I reflected on Devo’s famous ’89 home run against the Angels and his place in Orioles history in a 2007 Roar from 34 post.
Mike Devereaux has a special place in Orioles lore, largely because of his controversial, game-ending home run against the Angels. Easily forgotten is the fact that he did nearly the same thing against Texas less than a month later. In other words, two of Devo’s eight home runs during his rookie season were game winners.
This explains, in part, how a .254 lifetime hitter with 105 home runs became a hometown hero and now ranks as one of the 50 All-Time Favorite Orioles.
Devo’s popularity is further understood when you consider his defensive prowess, which Baseball Library describes as follows: “He also earned a reputation as one the league’s most spectacular center fielders, using his speed to rob batters of sure hits, and his fantastic leaping ability to climb outfield walls and rescue long drives that appeared destined for the bleachers.”
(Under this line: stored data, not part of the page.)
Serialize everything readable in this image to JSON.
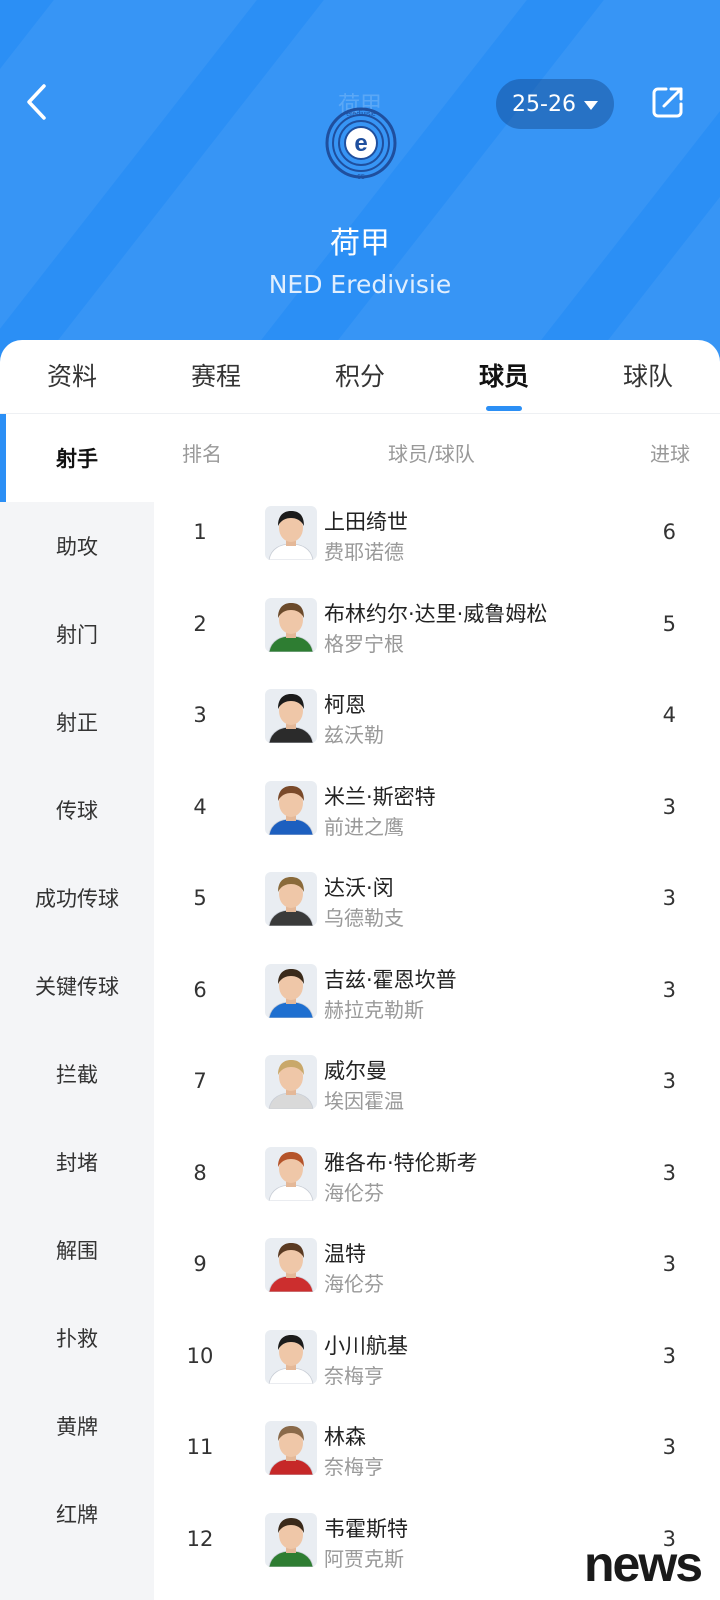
{
  "header": {
    "ghost_title": "荷甲",
    "season": "25-26",
    "league_name_cn": "荷甲",
    "league_name_en": "NED Eredivisie",
    "logo_text": "eredivisie",
    "logo_number": "65"
  },
  "tabs": [
    {
      "label": "资料"
    },
    {
      "label": "赛程"
    },
    {
      "label": "积分"
    },
    {
      "label": "球员",
      "active": true
    },
    {
      "label": "球队"
    }
  ],
  "categories": [
    {
      "label": "射手",
      "active": true
    },
    {
      "label": "助攻"
    },
    {
      "label": "射门"
    },
    {
      "label": "射正"
    },
    {
      "label": "传球"
    },
    {
      "label": "成功传球"
    },
    {
      "label": "关键传球"
    },
    {
      "label": "拦截"
    },
    {
      "label": "封堵"
    },
    {
      "label": "解围"
    },
    {
      "label": "扑救"
    },
    {
      "label": "黄牌"
    },
    {
      "label": "红牌"
    }
  ],
  "table": {
    "col_rank": "排名",
    "col_player": "球员/球队",
    "col_goals": "进球",
    "rows": [
      {
        "rank": "1",
        "player": "上田绮世",
        "team": "费耶诺德",
        "goals": "6",
        "kit": "#ffffff",
        "hair": "#1b1b1b"
      },
      {
        "rank": "2",
        "player": "布林约尔·达里·威鲁姆松",
        "team": "格罗宁根",
        "goals": "5",
        "kit": "#2e7d32",
        "hair": "#6b4a2b"
      },
      {
        "rank": "3",
        "player": "柯恩",
        "team": "兹沃勒",
        "goals": "4",
        "kit": "#2b2b2b",
        "hair": "#1b1b1b"
      },
      {
        "rank": "4",
        "player": "米兰·斯密特",
        "team": "前进之鹰",
        "goals": "3",
        "kit": "#1d5fbf",
        "hair": "#7a4a2a"
      },
      {
        "rank": "5",
        "player": "达沃·闵",
        "team": "乌德勒支",
        "goals": "3",
        "kit": "#3a3a3a",
        "hair": "#8a6a3a"
      },
      {
        "rank": "6",
        "player": "吉兹·霍恩坎普",
        "team": "赫拉克勒斯",
        "goals": "3",
        "kit": "#1e6fd0",
        "hair": "#3a2a1a"
      },
      {
        "rank": "7",
        "player": "威尔曼",
        "team": "埃因霍温",
        "goals": "3",
        "kit": "#d9d9d9",
        "hair": "#c9a86a"
      },
      {
        "rank": "8",
        "player": "雅各布·特伦斯考",
        "team": "海伦芬",
        "goals": "3",
        "kit": "#ffffff",
        "hair": "#b5542a"
      },
      {
        "rank": "9",
        "player": "温特",
        "team": "海伦芬",
        "goals": "3",
        "kit": "#cc2e2e",
        "hair": "#5a3a22"
      },
      {
        "rank": "10",
        "player": "小川航基",
        "team": "奈梅亨",
        "goals": "3",
        "kit": "#ffffff",
        "hair": "#1b1b1b"
      },
      {
        "rank": "11",
        "player": "林森",
        "team": "奈梅亨",
        "goals": "3",
        "kit": "#c62828",
        "hair": "#8a6a4a"
      },
      {
        "rank": "12",
        "player": "韦霍斯特",
        "team": "阿贾克斯",
        "goals": "3",
        "kit": "#2e7d32",
        "hair": "#3a2a1a"
      }
    ]
  },
  "watermark": "news",
  "colors": {
    "accent": "#2b8ff5",
    "header_bg": "#2b8ff5",
    "side_bg": "#f4f5f7",
    "muted_text": "#999999"
  }
}
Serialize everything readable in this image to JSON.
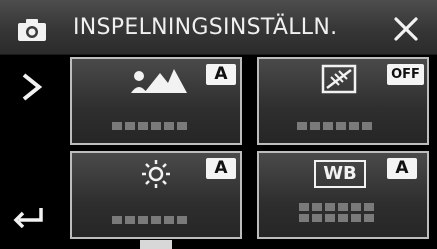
{
  "header": {
    "title": "INSPELNINGSINSTÄLLN.",
    "mode_icon": "camera-icon",
    "close_icon": "close-icon"
  },
  "nav": {
    "next_icon": "chevron-right-icon",
    "back_icon": "return-arrow-icon"
  },
  "tiles": [
    {
      "id": "scene",
      "icon": "scene-mountain-person-icon",
      "badge": "A"
    },
    {
      "id": "backlight",
      "icon": "backlight-compensation-icon",
      "badge": "OFF"
    },
    {
      "id": "brightness",
      "icon": "brightness-sun-icon",
      "badge": "A"
    },
    {
      "id": "white_balance",
      "icon": "wb-icon",
      "icon_text": "WB",
      "badge": "A"
    }
  ],
  "colors": {
    "header_bg": "#3a3a3a",
    "tile_border": "#bdbdbd",
    "badge_bg": "#f4f4f4",
    "placeholder": "#7a7a7a"
  }
}
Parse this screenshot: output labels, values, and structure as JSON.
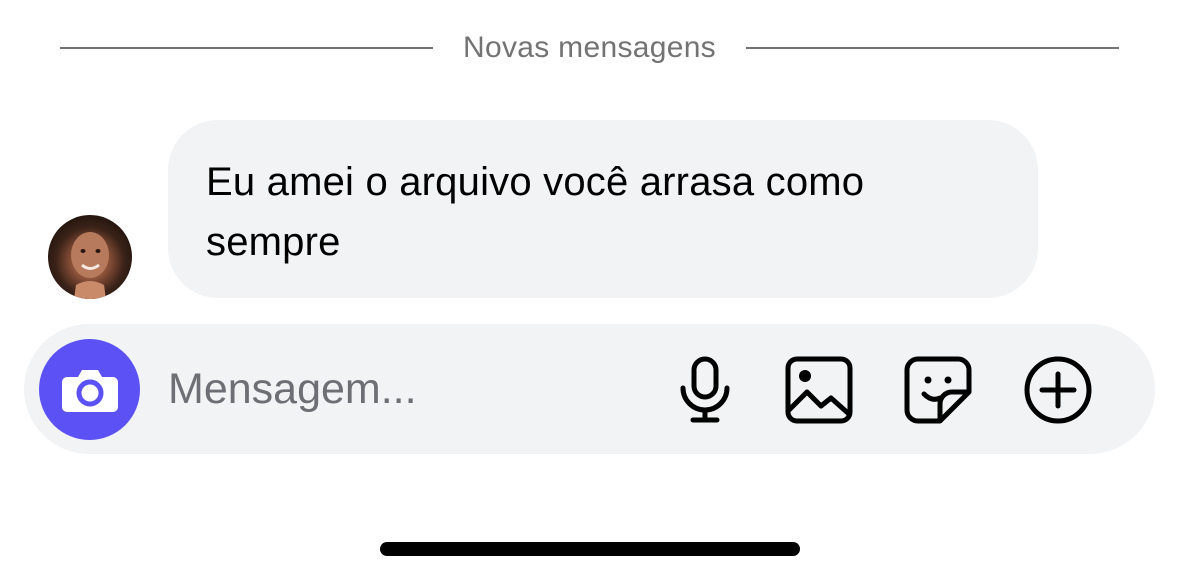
{
  "divider": {
    "label": "Novas mensagens"
  },
  "message": {
    "text": "Eu amei o arquivo você arrasa como sempre",
    "bubble_color": "#f2f3f5"
  },
  "composer": {
    "placeholder": "Mensagem...",
    "camera_color": "#5b51f5",
    "icons": [
      "camera-icon",
      "microphone-icon",
      "gallery-icon",
      "sticker-icon",
      "plus-circle-icon"
    ]
  }
}
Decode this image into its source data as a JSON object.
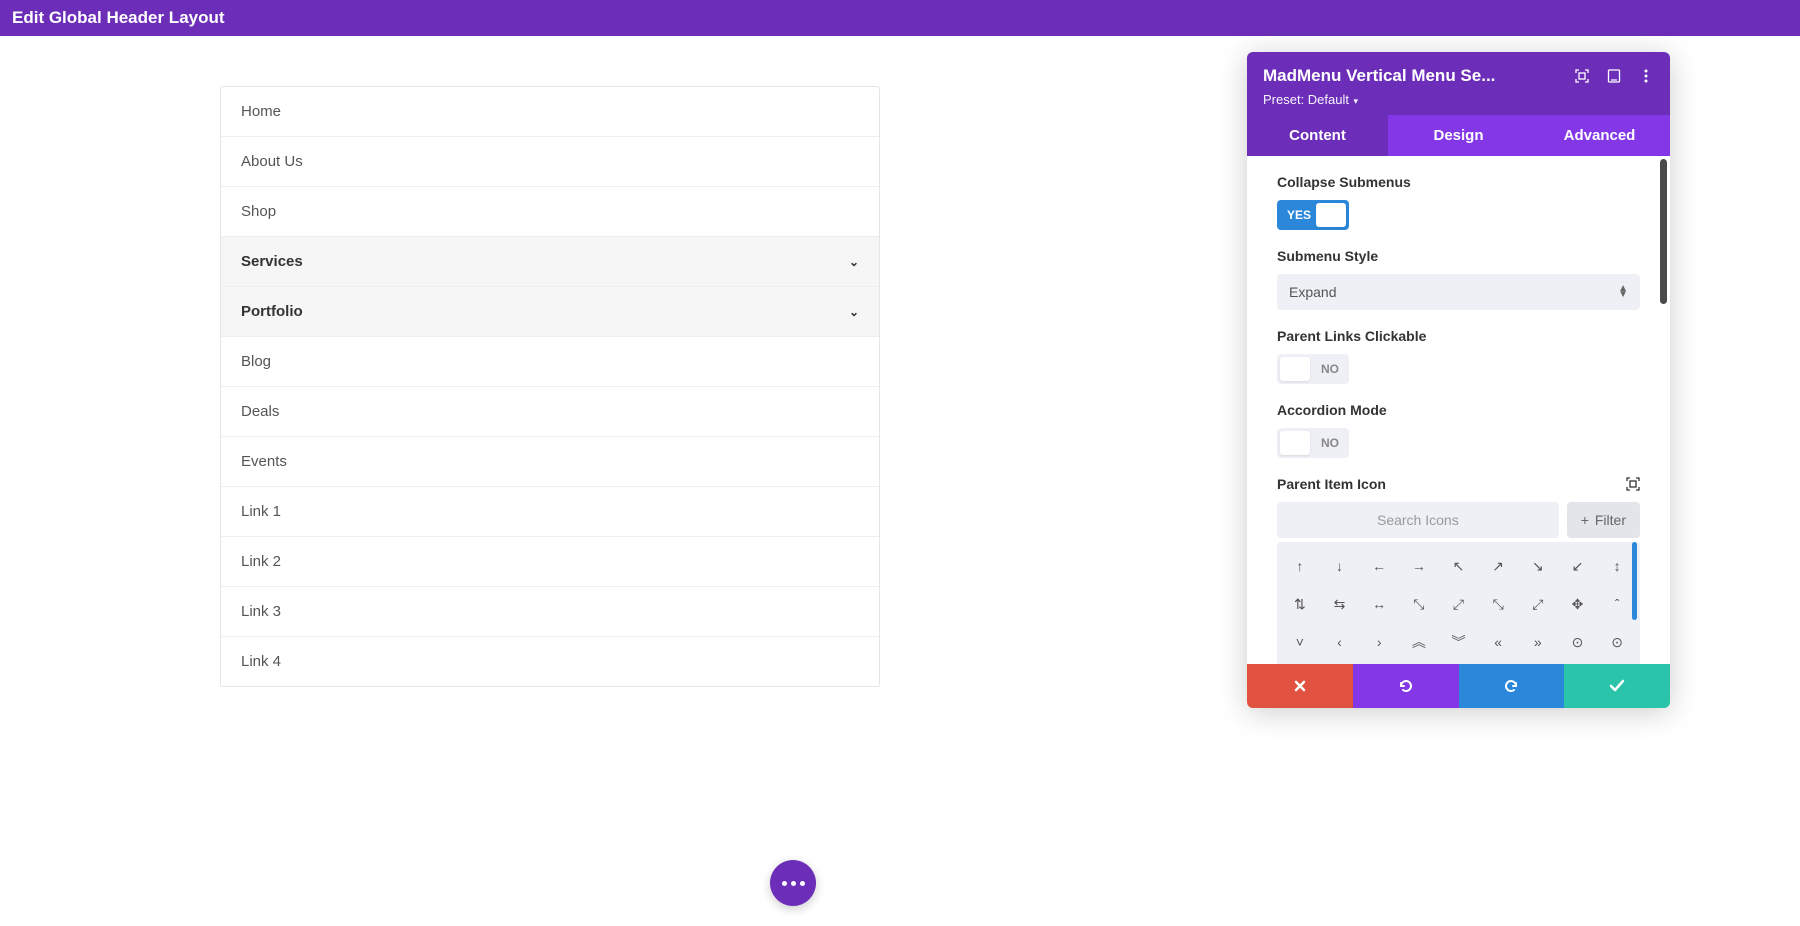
{
  "header": {
    "title": "Edit Global Header Layout"
  },
  "menu": {
    "items": [
      {
        "label": "Home",
        "parent": false
      },
      {
        "label": "About Us",
        "parent": false
      },
      {
        "label": "Shop",
        "parent": false
      },
      {
        "label": "Services",
        "parent": true
      },
      {
        "label": "Portfolio",
        "parent": true
      },
      {
        "label": "Blog",
        "parent": false
      },
      {
        "label": "Deals",
        "parent": false
      },
      {
        "label": "Events",
        "parent": false
      },
      {
        "label": "Link 1",
        "parent": false
      },
      {
        "label": "Link 2",
        "parent": false
      },
      {
        "label": "Link 3",
        "parent": false
      },
      {
        "label": "Link 4",
        "parent": false
      }
    ]
  },
  "panel": {
    "title": "MadMenu Vertical Menu Se...",
    "preset_label": "Preset: Default",
    "tabs": {
      "content": "Content",
      "design": "Design",
      "advanced": "Advanced"
    },
    "controls": {
      "collapse_submenus": {
        "label": "Collapse Submenus",
        "value": "YES"
      },
      "submenu_style": {
        "label": "Submenu Style",
        "value": "Expand"
      },
      "parent_links_clickable": {
        "label": "Parent Links Clickable",
        "value": "NO"
      },
      "accordion_mode": {
        "label": "Accordion Mode",
        "value": "NO"
      },
      "parent_item_icon": {
        "label": "Parent Item Icon",
        "search_placeholder": "Search Icons",
        "filter_label": "Filter"
      }
    },
    "icons": [
      "↑",
      "↓",
      "←",
      "→",
      "↖",
      "↗",
      "↘",
      "↙",
      "↕",
      "⇅",
      "⇆",
      "↔",
      "⤡",
      "⤢",
      "⤡",
      "⤢",
      "✥",
      "ˆ",
      "˅",
      "‹",
      "›",
      "«",
      "»",
      "«",
      "»",
      "⊙",
      "⊙"
    ]
  }
}
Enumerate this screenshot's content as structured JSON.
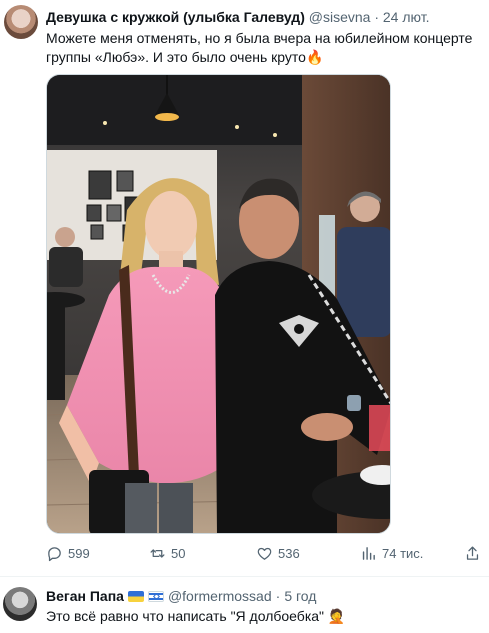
{
  "tweet": {
    "author_name": "Девушка с кружкой (улыбка Галевуд)",
    "handle": "@sisevna",
    "separator": "·",
    "time": "24 лют.",
    "text": "Можете меня отменять, но я была вчера на юбилейном концерте группы «Любэ». И это было очень круто🔥",
    "stats": {
      "replies": "599",
      "retweets": "50",
      "likes": "536",
      "views": "74 тис."
    }
  },
  "reply": {
    "author_name": "Веган Папа",
    "flags": [
      "ukraine-flag",
      "israel-flag"
    ],
    "handle": "@formermossad",
    "separator": "·",
    "time": "5 год",
    "text": "Это всё равно что написать \"Я долбоебка\" 🤦"
  },
  "icons": {
    "reply": "comment-icon",
    "retweet": "retweet-icon",
    "like": "heart-icon",
    "views": "bar-chart-icon",
    "share": "share-icon"
  },
  "colors": {
    "secondary_text": "#536471",
    "divider": "#eff3f4"
  }
}
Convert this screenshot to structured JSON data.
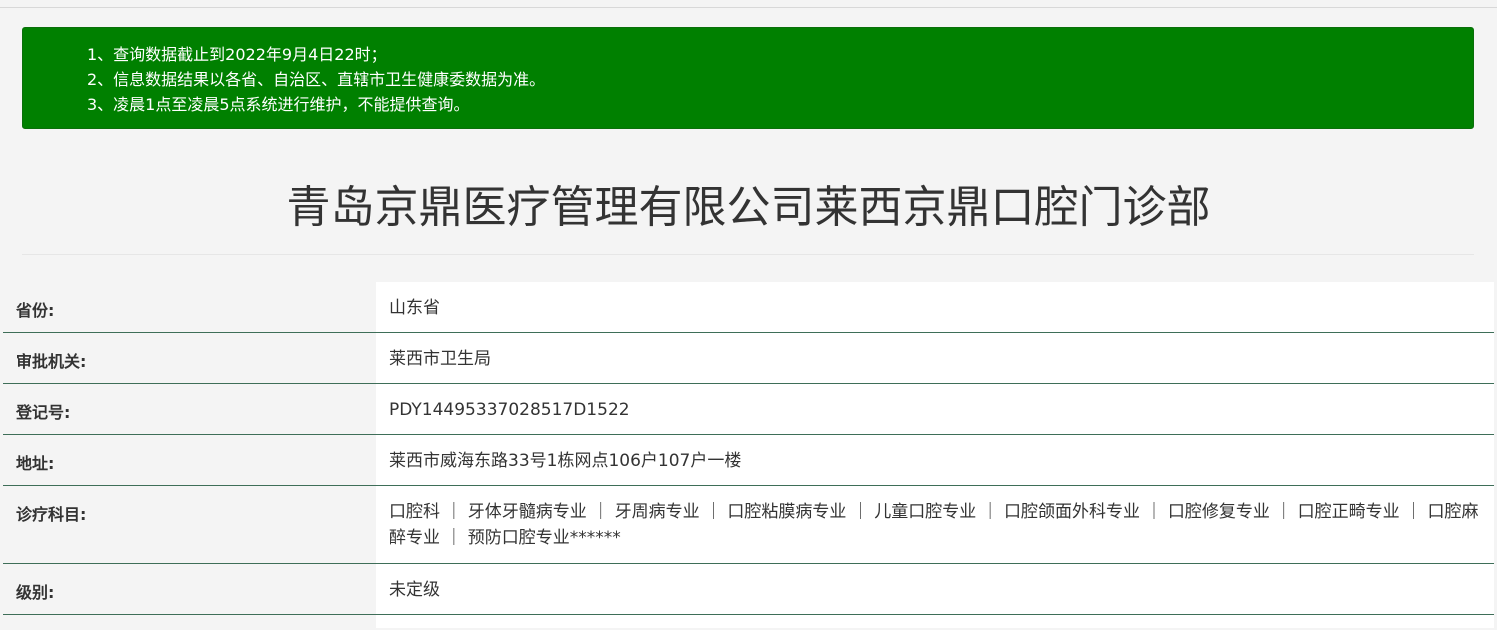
{
  "notice": {
    "lines": [
      "1、查询数据截止到2022年9月4日22时；",
      "2、信息数据结果以各省、自治区、直辖市卫生健康委数据为准。",
      "3、凌晨1点至凌晨5点系统进行维护，不能提供查询。"
    ]
  },
  "title": "青岛京鼎医疗管理有限公司莱西京鼎口腔门诊部",
  "rows": [
    {
      "label": "省份:",
      "value": "山东省"
    },
    {
      "label": "审批机关:",
      "value": "莱西市卫生局"
    },
    {
      "label": "登记号:",
      "value": "PDY14495337028517D1522"
    },
    {
      "label": "地址:",
      "value": "莱西市威海东路33号1栋网点106户107户一楼"
    },
    {
      "label": "诊疗科目:",
      "value": "口腔科 ｜ 牙体牙髓病专业 ｜ 牙周病专业 ｜ 口腔粘膜病专业 ｜ 儿童口腔专业 ｜ 口腔颌面外科专业 ｜ 口腔修复专业 ｜ 口腔正畸专业 ｜ 口腔麻醉专业 ｜ 预防口腔专业******"
    },
    {
      "label": "级别:",
      "value": "未定级"
    }
  ],
  "colors": {
    "notice_bg": "#008000",
    "row_rule": "#3e6e58"
  }
}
Before Kenny Lofton made a habit of torturing O’s fans with his over-the-wall grabs in Jacobs Field, Mike Devereaux used the outfield fence as a personal springboard to defensive success in Memorial Stadium. The metal bleachers on 33rd Street – the same ones that nonjudgmentally welcomed Devo’s controversial July home run – often offered the best views of his outfield theatrics.
In The Sun piece, Devereaux reminisces about the home run he hit and the many home runs he stole before it was the norm for center fielders. He also comments on all the empty seats at the stadium. Yes, times have changed.
[Excerpts after the jump.]
He hit the Orioles’ first-ever home run at Camden Yards in 1992, but that poke is long forgotten. What Baltimore fondly recalls of Mike Devereaux is his game-winning homer in the summer of 1989 during the Orioles’ improbable pennant run.
By the All-Star break, those Birds seemed a team of destiny, a rag-tag bunch that could do no wrong. Devereaux proved that. On July 15, in a game fixed in the minds of Orioles’ fans, the rookie slammed a walk-off, two-run homer that curled around the left-field foul pole at Memorial Stadium and gave the home team an 11-9 comeback victory over California.
If ever a moment defined a season, that was it. Devereaux’s hit triggered celebrations among the 47,000 fans at Memorial Stadium and howls of protest from the Angels, who claimed the ball was foul. For days, TV showed replays of the homer. Fair or foul? Twenty years later, it’s still the question most often asked of Devereaux when he returns to Baltimore.
His answer? “Every time I check the record book, it says ‘fair,’” said Devereaux, 46, of Woodstock, Ga. “I hit it hard and I watched it as long as I could. I knew it was close.”